Reader Beware
I recently finished listening to the novel Musashi (1924) by Eiji Yoshikawa. Paragon and progenitor of the samurai genre and a kind of War and Peace of feudal Japan, the book has a total audio duration of 53 hours (War and Peace is 60 hours). It is the epic bildungsroman of one real-life character Miyamoto Musashi (1584-1645), following his journey from being a wandering ronin, after the battle of Sekigahara, to become Japan’s most famous samurai and kensei, a sword saint. Despite its length the book is expertly paced and contains a number of magical and breathtaking moments, all while depicting Edo-period Japan in exquisite detail; it is however, rather chauvinist in outlook and so I cannot in all honesty recommend it (one might say the same thing about the bible, ha ha). Anyways there is one moment that stands out to me now, when Musashi’s pupil wishes to read the Analects of Confucius, Musashi warns him that he should limit the reading of books for they may corrupt his reality. Upon hearing this I, who read many books, was appalled: how can this be! Limit books! What?

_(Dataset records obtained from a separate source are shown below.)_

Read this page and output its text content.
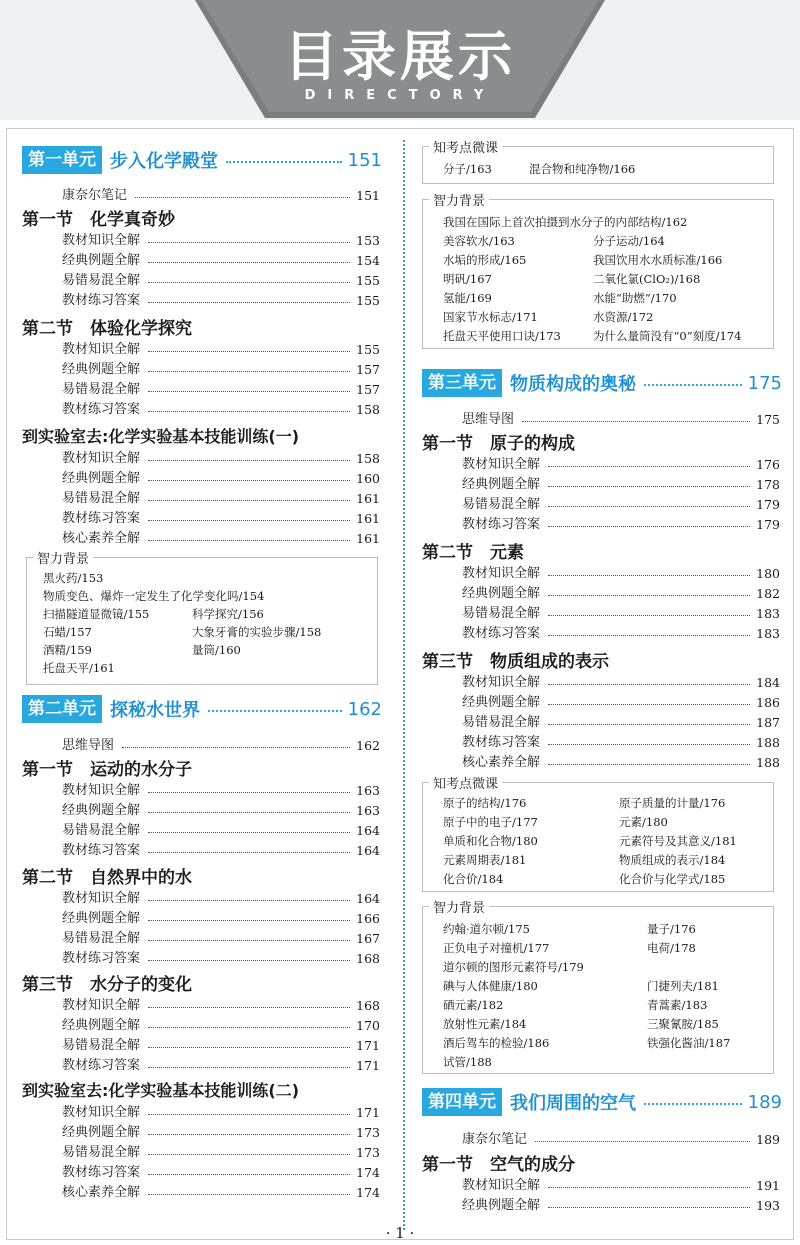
目录展示
DIRECTORY
第一单元 步入化学殿堂	151
康奈尔笔记	151
第一节　化学真奇妙
教材知识全解	153
经典例题全解	154
易错易混全解	155
教材练习答案	155
第二节　体验化学探究
教材知识全解	155
经典例题全解	157
易错易混全解	157
教材练习答案	158
到实验室去:化学实验基本技能训练(一)
教材知识全解	158
经典例题全解	160
易错易混全解	161
教材练习答案	161
核心素养全解	161
智力背景
黑火药/153
物质变色、爆炸一定发生了化学变化吗/154
扫描隧道显微镜/155	科学探究/156
石蜡/157	大象牙膏的实验步骤/158
酒精/159	量筒/160
托盘天平/161
第二单元 探秘水世界	162
思维导图	162
第一节　运动的水分子
教材知识全解	163
经典例题全解	163
易错易混全解	164
教材练习答案	164
第二节　自然界中的水
教材知识全解	164
经典例题全解	166
易错易混全解	167
教材练习答案	168
第三节　水分子的变化
教材知识全解	168
经典例题全解	170
易错易混全解	171
教材练习答案	171
到实验室去:化学实验基本技能训练(二)
教材知识全解	171
经典例题全解	173
易错易混全解	173
教材练习答案	174
核心素养全解	174
知考点微课
分子/163	混合物和纯净物/166
智力背景
我国在国际上首次拍摄到水分子的内部结构/162
美容软水/163	分子运动/164
水垢的形成/165	我国饮用水水质标准/166
明矾/167	二氧化氯(ClO₂)/168
氢能/169	水能“助燃”/170
国家节水标志/171	水资源/172
托盘天平使用口诀/173	为什么量筒没有“0”刻度/174
第三单元 物质构成的奥秘	175
思维导图	175
第一节　原子的构成
教材知识全解	176
经典例题全解	178
易错易混全解	179
教材练习答案	179
第二节　元素
教材知识全解	180
经典例题全解	182
易错易混全解	183
教材练习答案	183
第三节　物质组成的表示
教材知识全解	184
经典例题全解	186
易错易混全解	187
教材练习答案	188
核心素养全解	188
知考点微课
原子的结构/176	原子质量的计量/176
原子中的电子/177	元素/180
单质和化合物/180	元素符号及其意义/181
元素周期表/181	物质组成的表示/184
化合价/184	化合价与化学式/185
智力背景
约翰·道尔顿/175	量子/176
正负电子对撞机/177	电荷/178
道尔顿的图形元素符号/179
碘与人体健康/180	门捷列夫/181
硒元素/182	青蒿素/183
放射性元素/184	三聚氰胺/185
酒后驾车的检验/186	铁强化酱油/187
试管/188
第四单元 我们周围的空气	189
康奈尔笔记	189
第一节　空气的成分
教材知识全解	191
经典例题全解	193
· 1 ·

After much prayerful reflection I have come to acknowledge that Musashi may have a point. One of the effects of reading is that it reinforces or compounds what we already believe (rare is that book that destroys belief) so that should we follow this reading habit long enough our very perception will be warped and occluded; it is quite possible to read ourselves into a corner—if we were not already in one (a habit of reading shows the inverse of the path of repression). Recall how Don Quixote brought on psychosis because he read one too many knight adventure books and “his brain dried up.” (What will happen if I consume too much samurai genre?) Conversely, mid-career Susan Sontag spent a year writing in a Paris apartment without books in an attempt to maintain her own style.
And yet, who am I kidding, who even reads books anymore?
Obviously given our own political situation no one needs reminding that certain kinds of “reading”—by which I mean watching videos on the internet—can produce the worst and most intractable forms of delusion—a collective delusion that might otherwise be known as religion. From a more syncretist viewpoint, such collective delusion is just ideology. We are all of us born into language, given an iPhone, and suffer from various degrees of hallucination. “Reality” is always already obscured by the gauzy curtains of mediation—even worse: reality is mediation.
And yet, per Musashi’s Taoist position—"the Tao that can be told is not the true Tao”—a question arises: though we may be cursed with media (including our own internal and inexorable fantasy), and given that clearly some media is better than others, how then do we mediate our media? Can we avoid reading ourselves into a delusion? Is there a degree-zero of hallucination?